Béatrice Barbusse, sociologue

Tout n'est pas faux dans ces éloges. Le premier tour du Mondial féminin comptabilise moins de fautes que son équivalent masculin en Russie en 2018 (19,8 par match en moyenne contre 27). Cité par l'AFP, Jean-Michel Aulas, président de l'Olympique lyonnais, estime que le temps de jeu effectif chez les femmes est de 10 à 20% plus élevé que chez les hommes. Il n'empêche. «Que les joueuses aient une bonne attitude, c'est un fait, mais il y a quelque chose de malsain à le mettre autant en avant. On surinvestit leurs comportements», avance Annie Fortems. Cette pionnière du football féminin en France a un sacré CV dans le monde du ballon rond: cofondatrice de la section féminine du club de Juvisy en 1971, autrice de l'article «Le football féminin face aux institutions: maltraitance et conquêtes sociales», et membre de la légion d'honneur pour l'ensemble de son œuvre autour des droits des femmes.

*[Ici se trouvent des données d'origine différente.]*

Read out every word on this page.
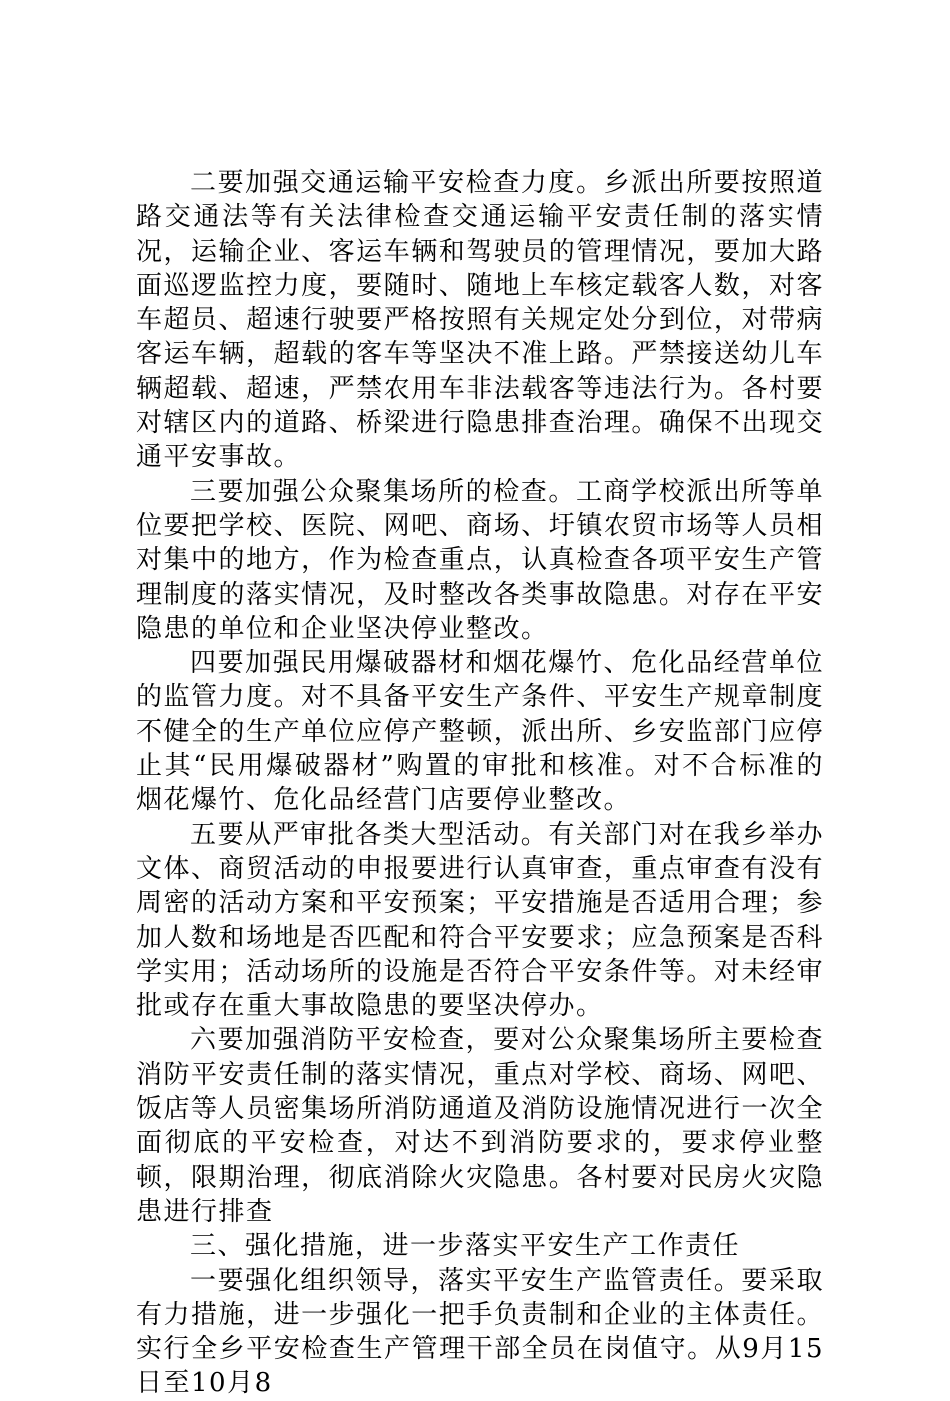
二要加强交通运输平安检查力度。乡派出所要按照道路交通法等有关法律检查交通运输平安责任制的落实情况，运输企业、客运车辆和驾驶员的管理情况，要加大路面巡逻监控力度，要随时、随地上车核定载客人数，对客车超员、超速行驶要严格按照有关规定处分到位，对带病客运车辆，超载的客车等坚决不准上路。严禁接送幼儿车辆超载、超速，严禁农用车非法载客等违法行为。各村要对辖区内的道路、桥梁进行隐患排查治理。确保不出现交通平安事故。

三要加强公众聚集场所的检查。工商学校派出所等单位要把学校、医院、网吧、商场、圩镇农贸市场等人员相对集中的地方，作为检查重点，认真检查各项平安生产管理制度的落实情况，及时整改各类事故隐患。对存在平安隐患的单位和企业坚决停业整改。

四要加强民用爆破器材和烟花爆竹、危化品经营单位的监管力度。对不具备平安生产条件、平安生产规章制度不健全的生产单位应停产整顿，派出所、乡安监部门应停止其“民用爆破器材”购置的审批和核准。对不合标准的烟花爆竹、危化品经营门店要停业整改。

五要从严审批各类大型活动。有关部门对在我乡举办文体、商贸活动的申报要进行认真审查，重点审查有没有周密的活动方案和平安预案；平安措施是否适用合理；参加人数和场地是否匹配和符合平安要求；应急预案是否科学实用；活动场所的设施是否符合平安条件等。对未经审批或存在重大事故隐患的要坚决停办。

六要加强消防平安检查，要对公众聚集场所主要检查消防平安责任制的落实情况，重点对学校、商场、网吧、饭店等人员密集场所消防通道及消防设施情况进行一次全面彻底的平安检查，对达不到消防要求的，要求停业整顿，限期治理，彻底消除火灾隐患。各村要对民房火灾隐患进行排查

三、强化措施，进一步落实平安生产工作责任

一要强化组织领导，落实平安生产监管责任。要采取有力措施，进一步强化一把手负责制和企业的主体责任。实行全乡平安检查生产管理干部全员在岗值守。从9月15日至10月8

Surtout, le choix des qualités mises en avant n'est pas anodin, comme l'analyse Béatrice Barbusse, sociologue de sport et autrice de Du sexisme dans le sport: «Les femmes ne se plaignent pas, sont honnêtes... On les renvoie à leur docilité, leur côté respectueux, leur gentillesse. Ce n'est pas leur envie de gagner ou leur solidarité sur le terrain que l'on vante, mais des comportements renvoyant à un stéréotype féminin. Une femme qui ne conteste pas, n'élève pas la voix, ne remet pas en cause l'autorité, reste humble et à sa place.» Sois footballeuse et tais-toi.

Une essentialisation des femmes

Au-delà de ce sexisme se cache aussi souvent «une vraie nostalgie du football de l'ancien temps, avant l'ultralibéralisation, qu'il ait été connu ou fantasmé par les plus jeunes. Un football avec moins de vices et plus de fair-play», décrit la sociologue. Tout comme Annie Fortems, qui voit des similitudes entre l'état d'esprit dans ce Mondial et l'univers du ballon rond qu'elle a connu pendant sa jeunesse, «avec Beckenbauer, Cruyff ou Platini, lorsque l'enjeu et l'argent ne dévoraient pas tout».

Pourtant, Béatrice Barbusse pointe vite le problème: «Si on a cette impression d'un football plus vertueux ou pur dans le cas de cette Coupe du monde, c'est simplement que le foot chez les femmes n'est pas aussi développé que chez les hommes. Je parie que dans dix ans, avec la professionnalisation massive en cours, il y aura les mêmes vices sur le terrain. Le souci, c'est que ces commentaires sur les attitudes essentialisent les femmes. Penser que c'est dans la nature des femmes de ne pas se plaindre ou d'être vertueuses, c'est assez problématique. Le football féminin n'a pas moins de vices parce qu'il est pratiqué par des femmes, mais parce qu'il n'est pas au même stade d'évolution.»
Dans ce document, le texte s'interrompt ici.